Perhaps they simply did not care or did not pick up on the fact that vampires aren’t supposed to be visible in the mirror. After all, it isn’t vitally important in the book.

That’s not just in the movie Bram Stoker’s Dracula, it’s in Bram Stoker’s Dracula as well. Count Dracula can go out during the day if he wants to, but he apparently doesn’t like it and his powers are more limited than they are at night. He does it when he has to, though. In Chapter 24 Dracula is described as visiting the docks at about 5 pm (more than an hour before sunset) wearing “a hat of straw which suit not him or the time” to arrange for passage out of England.

Actually, I doubt that ever occurred even to the Beatles.

No, actually, that comes from when the Mormons first arrived in Utah. Their scouts reported back to Brigham Young: “It’s the promised land! Most of the time we’ll have nothing to do but fish and make love!”

Giggles came from the tent of Young’s 27 wives.

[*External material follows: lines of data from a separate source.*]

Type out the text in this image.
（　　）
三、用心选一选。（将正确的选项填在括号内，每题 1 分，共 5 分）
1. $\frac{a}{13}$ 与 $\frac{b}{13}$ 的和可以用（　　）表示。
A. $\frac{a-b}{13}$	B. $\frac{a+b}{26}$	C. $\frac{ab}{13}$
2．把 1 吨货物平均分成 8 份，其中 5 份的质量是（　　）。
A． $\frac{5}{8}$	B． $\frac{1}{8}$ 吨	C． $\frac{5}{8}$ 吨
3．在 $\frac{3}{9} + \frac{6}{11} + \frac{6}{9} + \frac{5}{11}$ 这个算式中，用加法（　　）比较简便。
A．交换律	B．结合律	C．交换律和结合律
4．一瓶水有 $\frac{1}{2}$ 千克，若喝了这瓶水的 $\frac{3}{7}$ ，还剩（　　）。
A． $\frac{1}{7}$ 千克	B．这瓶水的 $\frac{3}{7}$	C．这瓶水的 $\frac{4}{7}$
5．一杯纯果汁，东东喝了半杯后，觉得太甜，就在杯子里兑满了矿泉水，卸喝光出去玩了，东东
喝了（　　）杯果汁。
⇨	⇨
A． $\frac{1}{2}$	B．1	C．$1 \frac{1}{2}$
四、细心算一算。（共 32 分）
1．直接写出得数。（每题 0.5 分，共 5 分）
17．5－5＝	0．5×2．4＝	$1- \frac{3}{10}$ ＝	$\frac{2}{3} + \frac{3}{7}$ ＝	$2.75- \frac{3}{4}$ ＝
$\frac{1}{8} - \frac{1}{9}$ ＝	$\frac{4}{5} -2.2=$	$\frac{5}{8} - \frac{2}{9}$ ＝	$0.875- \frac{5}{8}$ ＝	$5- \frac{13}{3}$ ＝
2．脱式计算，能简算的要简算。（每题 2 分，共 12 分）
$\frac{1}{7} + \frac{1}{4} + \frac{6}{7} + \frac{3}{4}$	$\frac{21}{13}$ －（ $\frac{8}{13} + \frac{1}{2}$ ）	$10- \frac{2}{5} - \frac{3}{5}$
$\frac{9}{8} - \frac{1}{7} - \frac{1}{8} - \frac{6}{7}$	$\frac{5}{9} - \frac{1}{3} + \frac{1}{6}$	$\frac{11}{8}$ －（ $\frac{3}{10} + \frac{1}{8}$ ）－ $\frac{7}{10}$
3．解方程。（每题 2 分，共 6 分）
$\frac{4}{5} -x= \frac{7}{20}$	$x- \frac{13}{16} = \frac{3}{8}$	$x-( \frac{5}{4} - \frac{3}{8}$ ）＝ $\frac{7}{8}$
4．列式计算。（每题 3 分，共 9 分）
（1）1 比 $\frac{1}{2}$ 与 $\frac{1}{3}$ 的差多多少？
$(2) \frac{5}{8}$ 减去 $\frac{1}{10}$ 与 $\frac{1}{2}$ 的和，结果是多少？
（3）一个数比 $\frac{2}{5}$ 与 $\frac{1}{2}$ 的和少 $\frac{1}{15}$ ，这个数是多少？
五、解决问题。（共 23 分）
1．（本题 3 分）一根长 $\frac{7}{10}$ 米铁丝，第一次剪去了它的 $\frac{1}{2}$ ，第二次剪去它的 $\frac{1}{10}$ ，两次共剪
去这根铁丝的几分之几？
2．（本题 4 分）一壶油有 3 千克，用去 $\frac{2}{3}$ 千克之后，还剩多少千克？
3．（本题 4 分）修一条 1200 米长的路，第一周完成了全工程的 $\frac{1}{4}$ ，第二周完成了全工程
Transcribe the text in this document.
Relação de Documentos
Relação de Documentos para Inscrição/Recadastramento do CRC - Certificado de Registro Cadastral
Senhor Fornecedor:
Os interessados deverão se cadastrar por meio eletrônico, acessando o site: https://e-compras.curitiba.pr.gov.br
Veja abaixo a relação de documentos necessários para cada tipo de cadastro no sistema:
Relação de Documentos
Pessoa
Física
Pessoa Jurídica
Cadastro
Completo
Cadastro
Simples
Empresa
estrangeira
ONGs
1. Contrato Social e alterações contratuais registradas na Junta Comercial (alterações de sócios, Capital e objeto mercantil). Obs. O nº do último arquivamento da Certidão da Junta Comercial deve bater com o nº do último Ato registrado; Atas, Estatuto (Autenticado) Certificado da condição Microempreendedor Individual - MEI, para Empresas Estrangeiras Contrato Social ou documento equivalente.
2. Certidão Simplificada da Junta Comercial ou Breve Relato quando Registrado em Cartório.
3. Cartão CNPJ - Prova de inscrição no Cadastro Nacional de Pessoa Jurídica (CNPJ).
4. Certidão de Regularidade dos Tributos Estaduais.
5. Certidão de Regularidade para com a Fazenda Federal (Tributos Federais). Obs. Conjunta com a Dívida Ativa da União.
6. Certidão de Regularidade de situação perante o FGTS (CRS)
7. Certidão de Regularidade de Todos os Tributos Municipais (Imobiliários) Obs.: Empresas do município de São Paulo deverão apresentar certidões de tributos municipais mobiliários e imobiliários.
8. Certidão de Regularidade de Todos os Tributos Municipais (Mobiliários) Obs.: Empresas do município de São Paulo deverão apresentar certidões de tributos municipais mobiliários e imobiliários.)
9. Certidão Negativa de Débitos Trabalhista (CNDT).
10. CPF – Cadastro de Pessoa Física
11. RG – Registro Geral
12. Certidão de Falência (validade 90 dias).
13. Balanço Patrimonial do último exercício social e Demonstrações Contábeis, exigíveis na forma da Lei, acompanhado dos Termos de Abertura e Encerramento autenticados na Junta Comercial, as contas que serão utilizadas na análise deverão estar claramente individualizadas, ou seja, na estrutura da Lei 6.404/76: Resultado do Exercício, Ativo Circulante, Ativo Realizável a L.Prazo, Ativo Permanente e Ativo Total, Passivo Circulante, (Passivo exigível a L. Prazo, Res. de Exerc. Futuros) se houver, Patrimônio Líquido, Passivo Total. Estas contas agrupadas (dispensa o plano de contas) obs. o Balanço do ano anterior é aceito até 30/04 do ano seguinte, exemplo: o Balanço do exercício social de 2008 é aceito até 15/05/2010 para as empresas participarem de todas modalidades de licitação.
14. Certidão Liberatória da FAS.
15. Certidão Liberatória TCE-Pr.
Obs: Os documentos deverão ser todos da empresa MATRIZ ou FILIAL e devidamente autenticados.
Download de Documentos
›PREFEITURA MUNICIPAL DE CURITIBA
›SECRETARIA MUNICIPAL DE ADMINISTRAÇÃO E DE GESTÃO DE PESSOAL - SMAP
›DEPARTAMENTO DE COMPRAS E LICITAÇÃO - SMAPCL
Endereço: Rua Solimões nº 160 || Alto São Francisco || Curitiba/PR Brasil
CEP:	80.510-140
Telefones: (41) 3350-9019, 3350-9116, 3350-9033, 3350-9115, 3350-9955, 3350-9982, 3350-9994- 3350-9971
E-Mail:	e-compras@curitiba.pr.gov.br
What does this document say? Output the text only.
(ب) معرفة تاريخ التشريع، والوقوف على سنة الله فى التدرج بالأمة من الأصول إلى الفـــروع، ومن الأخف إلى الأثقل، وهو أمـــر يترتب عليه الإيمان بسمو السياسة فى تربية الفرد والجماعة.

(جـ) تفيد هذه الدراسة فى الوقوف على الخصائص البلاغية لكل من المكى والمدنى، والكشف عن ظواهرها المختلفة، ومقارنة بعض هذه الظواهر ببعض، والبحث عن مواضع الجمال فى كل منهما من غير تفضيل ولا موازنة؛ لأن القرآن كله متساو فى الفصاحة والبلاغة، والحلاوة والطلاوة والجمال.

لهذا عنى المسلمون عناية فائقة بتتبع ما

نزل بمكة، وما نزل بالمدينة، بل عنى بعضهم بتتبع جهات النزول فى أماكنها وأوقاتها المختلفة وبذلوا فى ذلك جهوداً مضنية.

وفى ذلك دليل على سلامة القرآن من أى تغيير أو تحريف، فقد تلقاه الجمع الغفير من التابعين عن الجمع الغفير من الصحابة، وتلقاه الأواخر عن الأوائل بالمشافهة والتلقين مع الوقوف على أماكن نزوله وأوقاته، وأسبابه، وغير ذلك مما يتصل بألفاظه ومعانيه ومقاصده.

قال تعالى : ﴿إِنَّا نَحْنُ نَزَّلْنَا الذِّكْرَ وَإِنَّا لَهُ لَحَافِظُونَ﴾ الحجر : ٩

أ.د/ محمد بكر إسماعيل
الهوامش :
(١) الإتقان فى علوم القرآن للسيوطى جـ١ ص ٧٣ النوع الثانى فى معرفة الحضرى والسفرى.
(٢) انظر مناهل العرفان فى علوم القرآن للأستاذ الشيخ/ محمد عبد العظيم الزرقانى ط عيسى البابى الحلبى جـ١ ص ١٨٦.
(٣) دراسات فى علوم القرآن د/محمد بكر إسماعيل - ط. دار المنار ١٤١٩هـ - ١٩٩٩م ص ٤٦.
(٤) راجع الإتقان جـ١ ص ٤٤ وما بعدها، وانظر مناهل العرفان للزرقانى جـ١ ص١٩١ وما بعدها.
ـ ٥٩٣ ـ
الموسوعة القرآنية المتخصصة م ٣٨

Brigham ordered: “Salt the lake!”

The simplest way to make a mirror not show a reflection of the vampire is to just choose your camera angles carefully, and that was certainly within their capabilities of the time. Next-simplest would be to make it a window onto a duplicate room, instead of an actual mirror, but they might have objected to the cost of an entire duplicate set. If the camera position was fixed, they could use a still picture (painting or photograph) of the reflection of the empty room in the mirror frame, though that would be given away if the camera ever moved. And even if the camera moved and the mirror were free-standing in the middle of the room, if they can move the camera precisely and in a replicable way, they could make one run through the scene without the actors, then put a green cover over the mirror, and do it again with the vampire actor (though I don’t know when the green-screen process was invented; probably some time after colored film, or at least after Technicolor).

I only recently realized how many rock riffs were written in the pentatonic scale. Several years after being told by my guitar teacher that it was the best scale for improvising in, too.

I love the Golden Girls. Sophia was always talking about her horrible nursing home, Shady Pines.

It just occurred to me this morning that shady is also a joke implying sketchy, not tree-lined.